E.g. p of Building(1) = 0.3, exp(B) of Building(1) = .45; p of Building (2) = 0.01, exp(B) of Building(2) = 0.12 etc. There is a third building category that is used as reference category. Overall p is <0.05. but no B or exp(B) is given for overall I.V. (Building). In this case, does it mean only Building(2) is included in the model?

To gianmarco, thanks for the link! Very useful info. Will try to figure out how to use it for my study.

To PeterFlom, thanks for sharing your paper. Will have to think through it too. And a very valid point u raised for my Qn 3! Thanks!! Will think along the direction. :)
 
Last edited:
#5
Re: 1)Test multicollinearity b4/after Stepwise Log Regress? 2)Final Equatn 3)Model Se

The exact way to present findings depends on the journal.

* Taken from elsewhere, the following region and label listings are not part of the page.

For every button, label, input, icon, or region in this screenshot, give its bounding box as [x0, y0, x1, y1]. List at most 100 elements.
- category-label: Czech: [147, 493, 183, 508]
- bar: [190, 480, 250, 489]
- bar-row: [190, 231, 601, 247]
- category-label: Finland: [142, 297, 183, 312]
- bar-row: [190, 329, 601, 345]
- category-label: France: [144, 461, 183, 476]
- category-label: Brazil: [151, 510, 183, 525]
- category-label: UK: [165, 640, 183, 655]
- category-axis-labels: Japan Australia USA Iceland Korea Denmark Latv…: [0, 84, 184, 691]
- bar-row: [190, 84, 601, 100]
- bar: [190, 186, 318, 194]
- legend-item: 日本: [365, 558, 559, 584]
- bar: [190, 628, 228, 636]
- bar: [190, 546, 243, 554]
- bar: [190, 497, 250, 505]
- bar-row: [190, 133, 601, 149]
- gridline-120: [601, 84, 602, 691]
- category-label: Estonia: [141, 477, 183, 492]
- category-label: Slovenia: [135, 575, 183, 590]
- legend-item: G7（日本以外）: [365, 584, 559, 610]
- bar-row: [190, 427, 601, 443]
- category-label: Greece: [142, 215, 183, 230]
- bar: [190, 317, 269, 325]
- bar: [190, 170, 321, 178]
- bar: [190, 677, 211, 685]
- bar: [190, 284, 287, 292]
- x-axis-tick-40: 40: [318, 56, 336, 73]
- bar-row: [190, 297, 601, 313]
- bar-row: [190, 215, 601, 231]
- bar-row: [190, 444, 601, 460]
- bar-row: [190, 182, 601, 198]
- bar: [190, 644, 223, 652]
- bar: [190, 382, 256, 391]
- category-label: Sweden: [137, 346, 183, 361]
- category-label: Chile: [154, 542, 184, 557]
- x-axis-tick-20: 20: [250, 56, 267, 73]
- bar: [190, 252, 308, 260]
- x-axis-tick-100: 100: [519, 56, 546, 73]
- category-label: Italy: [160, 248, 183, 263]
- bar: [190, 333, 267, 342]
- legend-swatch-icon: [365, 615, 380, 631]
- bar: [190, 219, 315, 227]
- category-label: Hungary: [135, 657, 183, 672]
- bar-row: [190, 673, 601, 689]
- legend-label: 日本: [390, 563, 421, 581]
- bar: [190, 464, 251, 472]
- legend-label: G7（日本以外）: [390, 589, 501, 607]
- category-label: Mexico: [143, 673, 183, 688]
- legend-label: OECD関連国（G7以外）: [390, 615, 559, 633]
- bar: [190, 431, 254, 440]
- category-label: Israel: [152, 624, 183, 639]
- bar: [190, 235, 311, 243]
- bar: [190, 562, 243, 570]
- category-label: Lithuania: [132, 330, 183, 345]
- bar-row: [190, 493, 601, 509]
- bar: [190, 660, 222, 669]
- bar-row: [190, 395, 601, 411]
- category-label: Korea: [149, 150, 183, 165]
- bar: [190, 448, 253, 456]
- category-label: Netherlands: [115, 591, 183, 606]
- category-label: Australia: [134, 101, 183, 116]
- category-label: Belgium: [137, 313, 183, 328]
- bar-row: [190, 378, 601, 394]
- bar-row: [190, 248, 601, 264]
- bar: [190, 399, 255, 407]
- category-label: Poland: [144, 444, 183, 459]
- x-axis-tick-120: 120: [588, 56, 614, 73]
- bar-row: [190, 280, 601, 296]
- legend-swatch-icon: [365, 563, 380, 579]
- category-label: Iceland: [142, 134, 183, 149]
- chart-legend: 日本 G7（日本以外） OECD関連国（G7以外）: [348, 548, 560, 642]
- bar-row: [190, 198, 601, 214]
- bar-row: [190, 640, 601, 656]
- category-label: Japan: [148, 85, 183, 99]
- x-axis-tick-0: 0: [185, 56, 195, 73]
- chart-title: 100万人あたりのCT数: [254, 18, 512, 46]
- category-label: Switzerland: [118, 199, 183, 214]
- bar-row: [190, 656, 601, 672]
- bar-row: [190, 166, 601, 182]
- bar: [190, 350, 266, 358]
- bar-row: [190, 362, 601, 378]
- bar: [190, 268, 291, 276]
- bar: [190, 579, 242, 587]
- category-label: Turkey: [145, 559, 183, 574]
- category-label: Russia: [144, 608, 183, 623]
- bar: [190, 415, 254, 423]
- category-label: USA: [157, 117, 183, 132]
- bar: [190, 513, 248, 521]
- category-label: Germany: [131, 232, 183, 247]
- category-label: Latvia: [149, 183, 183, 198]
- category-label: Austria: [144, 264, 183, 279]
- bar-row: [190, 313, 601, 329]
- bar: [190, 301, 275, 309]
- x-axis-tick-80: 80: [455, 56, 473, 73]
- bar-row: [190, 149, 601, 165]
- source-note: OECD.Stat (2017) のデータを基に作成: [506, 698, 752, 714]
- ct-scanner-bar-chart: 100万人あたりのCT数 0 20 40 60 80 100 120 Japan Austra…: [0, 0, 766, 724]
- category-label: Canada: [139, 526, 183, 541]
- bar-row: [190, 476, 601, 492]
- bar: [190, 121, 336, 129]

Many use the American Psychological Association style guide, which has sample tables for various types of statistical analysis.

My view is that you need to include the ORs for each level of any categorical variable that is in your model.
 

gianmarco

TS Contributor
#6
Re: 1)Test multicollinearity b4/after Stepwise Log Regress? 2)Final Equatn 3)Model Se

On the issue of stepwise Regression, I found this article interesting:
Austin PC, Tu J V. Statistical Bootstrap Methods Practice for Developing Predictive Models. Am Stat. 2004;58: 131–137
The methods has been implemented in R, but from an AIC standpoint (LINK).

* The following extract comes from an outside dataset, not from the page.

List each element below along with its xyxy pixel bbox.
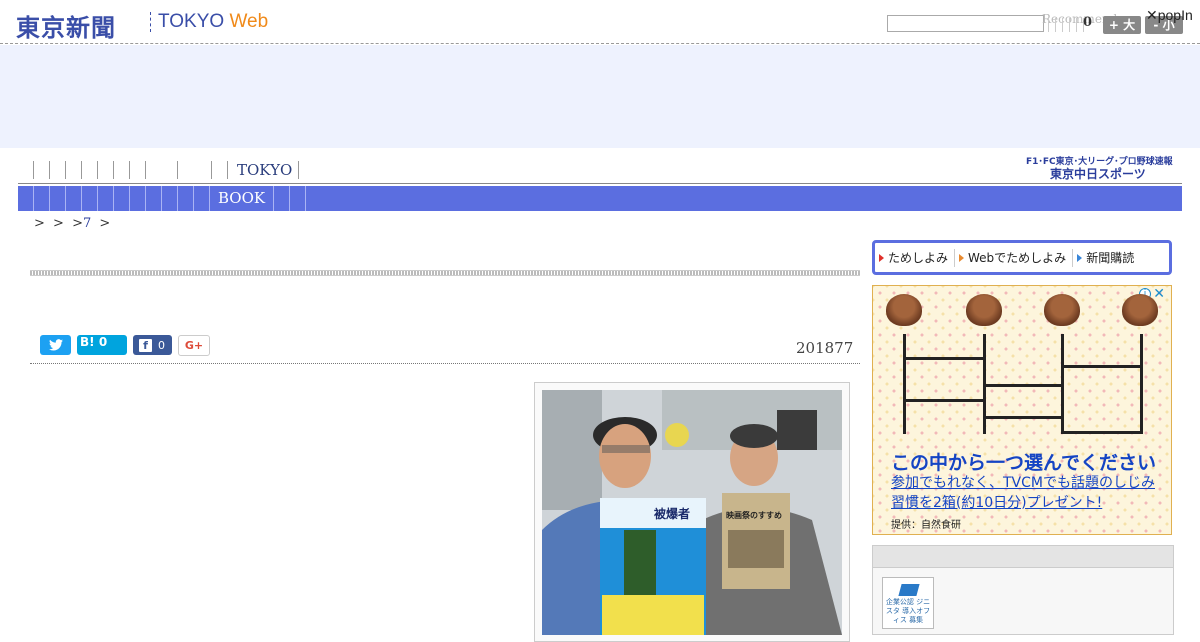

As for assessing model performance (i.e., the first case I was referring to in my earlier reply), this book can be useful:
Hosmer DW, Lemeshow S, Sturdivant R. Applied Logistic Regression. Third. Hoboken, NJ, USA: John Wiley & Sons, Inc.; 2000.

As for LR in SPSS, maybe Field's book on statistic and SPSS can prove useful (LINK).
 
#7
Re: 1)Test multicollinearity b4/after Stepwise Log Regress? 2)Final Equatn 3)Model Se

Hi both,

Thanks for your input! Thought I've replied but seems like it didn't send through.

PeterFlom, I think you are right. From this website, it does appear that we must add each and every level of the variable that is statistically significant. Look at the variable ses in this link (http://www.ats.ucla.edu/stat/spss/output/logistic.htm)
 
#8
Re: 1)Test multicollinearity b4/after Stepwise Log Regress? 2)Final Equatn 3)Model Se

You don't have to do anything. You don't have to include variables that are significant (suppose you had never included it?) and you don't have to delete ones that are insignificant (there are other reasons for keeping them in.

OK, I was wrong, there are things you have to do: You have to be able to defend your choices and you have to think.
 

Lazar

Phineas Packard
#9
Re: 1)Test multicollinearity b4/after Stepwise Log Regress? 2)Final Equatn 3)Model Se

Question 1: You should not do stepwise at all. It is guaranteed to give wrong results. The p-values are too low, the parameter estimates are biased, the models are too complex and may not make any sense and it denies you the ability to use substantive knowledge. It is particularly egregious when there is collinearity as the variable eliminated is arbitrary. See my paper Stopping stepwise.
This of course depends on purpose. Stepwise is fine when your goal is prediction rather than explanation. Indeed stepwise is similar in logic to a fair bit of machine learning (think Ridged, lasso, elasticnet regression). Trevor Hastie's "Elements of Statistical Learning" covers this nicely in the first couple of chapter's (3 in particular) http://statweb.stanford.edu/~tibs/ElemStatLearn/

So again it comes down to purpose. If the op want to explain WHY birds fly into a building then I agree that stepwise is a bad idea. However, if the aim is to PREDICT when a bird will fly into a building, for some practical purpose, then stepwise is a viable option.